La suisse est un État-providence libéral qui place ses citoyens — et non son gouvernement — au centre de ses préoccupations. Grâce à la démocratie directe, nous tenons en main les rênes de notre destin et nous pouvons réellement déterminer notre propre avenir. Les autres peuples subissent le diktat de plus en plus lourd de leurs gouvernements centralistes. Il n’en va pas de même en Suisse, où le peuple est souverain. Afin qu’il le reste, il s’agit de déjouer les tentatives d’immixtion de pays étrangers ou d’institutions indifférentes aux intérêts de nos citoyens. Le secret du succès helvétique repose en premier lieu sur notre indépendance.
Nous ne devons jamais sous-estimer l’importance de cette indépendance, car seul celui qui décide seul de son sort peut demeurer libre. Le peuple des Confédérés doit continuer d’avoir le dernier mot à l’avenir. Les décisions populaires doivent être appliquées sans « si » et sans « mais ». Cette démocratie directe unique au monde doit être préservée. C’est pourquoi l’UDC a lancé l’initiative populaire « Le droit suisse au lieu de juges étrangers (initiative pour l’autodétermination) »

Les droits populaires ne doivent pas seulement être sauvegardés, mais encore étendus. Il est exclu que des juges étrangers en viennent à se mêler des affaires suisses. Le droit suisse doit primer le droit étranger. De ce fait, l’adhésion à l’Union européenne est hors de question ! Attention, donc, aux tentatives d’adhésion larvée : ainsi l’accord-cadre avec l’UE qui prévoit l’adoption automatique (« dynamique ») du droit européen dans le droit suisse doit-il être clairement refusé. La Suisse ne doit jamais s’écarter du sentier de l’indépendance. Car il n’est pas d’autre chemin pour les hommes libres.

Oskar Freysinger

Défense et sécurité

Le système de la milice s’est avéré être le meilleur et le seul modèle de notre défense. Une neutralité armée perpétuelle est synonyme du destin de la Suisse et ne peut être maintenue qu’avec une armée de milice puissante. Celle-ci est la garante de la paix et de la sécurité de notre pays. Il est notoire, et bien au-delà de nos frontières que la Suisse est capable d’une défense acharnée en cas de besoin. C’est le principe même de la dissuasion armée. Et c’est en grande partie grâce au système de la milice, qui fait de tout citoyen un défenseur du pays.
Il faut donc tout faire non seulement pour préserver, mais encore pour consolider cet instrument essentiel de notre protection, qui comprend également une force aérienne crédible. La poursuite de la réduction des effectifs de l’armée affaiblirait de manière sensible notre stratégie de dissuasion et mettrait en péril notre sécurité.
Outre la défense, notre armée assume un rôle indispensable de soutien en cas de catastrophe. La nature nous pose parfois des défis considérables. Souvenons-nous simplement des désastres naturels de Brig-Glis et de Gondo. Une armée forte, capable de venir en aide aux citoyens en cas d’urgence, est une aide estimable dans de telles situations.
L’armée est sans doute le maillon le plus significatif, mais pas le seul maillon de notre sécurité. Celle-ci sous-entend évidemment aussi des corps de police bien formés et bien équipés, chargés de faire respecter l’ordre et le droit au quotidien. Mais notre facteur sécurité le plus important demeure le citoyen lui-même : le courage civique et la solidarité sont des vertus antiques des Suisses, que nous entendons préserver à tout prix !

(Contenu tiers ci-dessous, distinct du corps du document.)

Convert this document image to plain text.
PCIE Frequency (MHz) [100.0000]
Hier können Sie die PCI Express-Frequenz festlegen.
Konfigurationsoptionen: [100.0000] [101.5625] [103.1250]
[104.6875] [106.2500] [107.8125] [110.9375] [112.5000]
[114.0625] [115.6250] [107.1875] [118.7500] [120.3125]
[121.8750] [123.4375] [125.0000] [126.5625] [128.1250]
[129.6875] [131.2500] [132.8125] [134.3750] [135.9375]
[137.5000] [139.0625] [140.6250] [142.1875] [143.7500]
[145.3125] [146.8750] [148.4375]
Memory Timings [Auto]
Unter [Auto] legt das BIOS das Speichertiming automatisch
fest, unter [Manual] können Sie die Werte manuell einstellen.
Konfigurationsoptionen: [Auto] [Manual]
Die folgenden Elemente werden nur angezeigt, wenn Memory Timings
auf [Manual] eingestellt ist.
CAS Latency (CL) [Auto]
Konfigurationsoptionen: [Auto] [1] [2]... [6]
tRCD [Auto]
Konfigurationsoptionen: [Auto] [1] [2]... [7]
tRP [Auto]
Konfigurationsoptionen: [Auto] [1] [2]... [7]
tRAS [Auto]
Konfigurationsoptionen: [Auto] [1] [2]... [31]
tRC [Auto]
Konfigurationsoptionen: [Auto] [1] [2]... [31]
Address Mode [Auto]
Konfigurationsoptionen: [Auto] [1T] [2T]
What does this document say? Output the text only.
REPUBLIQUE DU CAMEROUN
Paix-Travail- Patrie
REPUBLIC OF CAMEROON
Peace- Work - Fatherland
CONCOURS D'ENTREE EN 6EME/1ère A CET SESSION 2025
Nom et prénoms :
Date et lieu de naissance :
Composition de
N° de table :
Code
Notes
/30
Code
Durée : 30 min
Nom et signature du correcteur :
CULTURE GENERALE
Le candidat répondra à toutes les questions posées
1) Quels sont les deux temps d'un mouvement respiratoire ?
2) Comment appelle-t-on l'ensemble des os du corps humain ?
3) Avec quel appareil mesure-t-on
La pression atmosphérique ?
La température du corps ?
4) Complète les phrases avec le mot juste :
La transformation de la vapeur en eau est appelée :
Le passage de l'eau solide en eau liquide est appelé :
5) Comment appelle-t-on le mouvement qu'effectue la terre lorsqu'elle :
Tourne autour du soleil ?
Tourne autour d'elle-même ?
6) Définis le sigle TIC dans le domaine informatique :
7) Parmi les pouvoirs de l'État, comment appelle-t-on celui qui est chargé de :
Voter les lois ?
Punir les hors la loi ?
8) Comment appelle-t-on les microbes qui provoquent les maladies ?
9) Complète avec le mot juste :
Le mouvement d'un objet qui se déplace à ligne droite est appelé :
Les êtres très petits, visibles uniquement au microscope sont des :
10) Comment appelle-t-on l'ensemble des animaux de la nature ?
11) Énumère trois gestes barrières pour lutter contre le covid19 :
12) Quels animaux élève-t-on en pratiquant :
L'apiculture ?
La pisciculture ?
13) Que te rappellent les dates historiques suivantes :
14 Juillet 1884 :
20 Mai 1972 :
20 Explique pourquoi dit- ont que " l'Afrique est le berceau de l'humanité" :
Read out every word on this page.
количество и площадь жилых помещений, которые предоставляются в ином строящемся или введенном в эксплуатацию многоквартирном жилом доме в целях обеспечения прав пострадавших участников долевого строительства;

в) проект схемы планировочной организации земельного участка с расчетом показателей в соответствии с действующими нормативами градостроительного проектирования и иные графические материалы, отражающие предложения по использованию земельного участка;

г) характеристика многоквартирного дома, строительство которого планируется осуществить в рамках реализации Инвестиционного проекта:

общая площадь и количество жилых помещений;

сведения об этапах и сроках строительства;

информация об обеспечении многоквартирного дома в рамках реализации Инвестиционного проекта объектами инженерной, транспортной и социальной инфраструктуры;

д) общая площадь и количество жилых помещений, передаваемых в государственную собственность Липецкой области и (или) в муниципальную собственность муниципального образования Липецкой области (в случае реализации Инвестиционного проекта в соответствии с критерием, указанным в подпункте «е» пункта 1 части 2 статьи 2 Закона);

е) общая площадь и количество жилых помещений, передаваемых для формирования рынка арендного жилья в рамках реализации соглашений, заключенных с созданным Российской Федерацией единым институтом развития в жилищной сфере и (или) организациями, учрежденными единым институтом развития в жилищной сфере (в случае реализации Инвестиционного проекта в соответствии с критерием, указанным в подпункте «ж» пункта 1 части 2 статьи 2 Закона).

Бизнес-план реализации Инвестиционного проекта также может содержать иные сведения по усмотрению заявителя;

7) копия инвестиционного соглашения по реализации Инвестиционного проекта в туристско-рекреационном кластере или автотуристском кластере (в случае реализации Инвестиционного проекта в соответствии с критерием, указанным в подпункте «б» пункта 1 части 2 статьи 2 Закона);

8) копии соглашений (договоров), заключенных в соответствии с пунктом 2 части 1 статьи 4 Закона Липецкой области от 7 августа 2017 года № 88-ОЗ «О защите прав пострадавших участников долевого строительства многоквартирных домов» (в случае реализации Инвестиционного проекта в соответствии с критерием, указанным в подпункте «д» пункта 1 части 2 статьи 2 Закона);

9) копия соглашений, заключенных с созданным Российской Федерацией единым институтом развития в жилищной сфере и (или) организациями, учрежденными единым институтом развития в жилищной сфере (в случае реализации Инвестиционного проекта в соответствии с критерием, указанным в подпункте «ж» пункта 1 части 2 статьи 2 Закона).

La question de l’asile et des étrangers

La Suisse a construit sa prospérité des générations durant, pour aboutir à une communauté florissante. Ce succès économique a notamment eu pour conséquence que les opportunités d’emploi offertes dépassent nos propres capacités de travail. C’est pourquoi nous devons compter sur une certaine proportion de main-d’œuvre étrangère. A ces travailleurs, nous offrons volontiers de bonnes conditions d’existence pour autant qu’ils respectent nos us et coutumes.
La stabilité économique, politique et sociale contribue à une croissance constante de l’immigration. Notre qualité de vie est sans comparaison, et de ce fait la pression migratoire que nous subissons est bien plus importante que celle que connaissent, par exemple, nos voisins. La Suisse ne peut cependant pas se permettre une immigration incontrôlée et massive. Cela peut même nous conduire au désastre : chômage en augmentation, infrastructures surchargées, hausse des loyers et des prix immobiliers, érosion des terres agricoles au profit de l’habitat, pressions salariales, rétrécissement du marché du travail, chocs culturels, abus d’aides sociales, montée de l’insécurité et de la criminalité. La seule réponse éprouvée tient en une maîtrise cohérente de l’immigration. Avec l’initiative sur l’immigration de masse, le peuple suisse a déjà opté pour cette voie. Il incombe désormais au monde politique de mettre en œuvre le contrôle de l’immigration en conformité avec la volonté populaire.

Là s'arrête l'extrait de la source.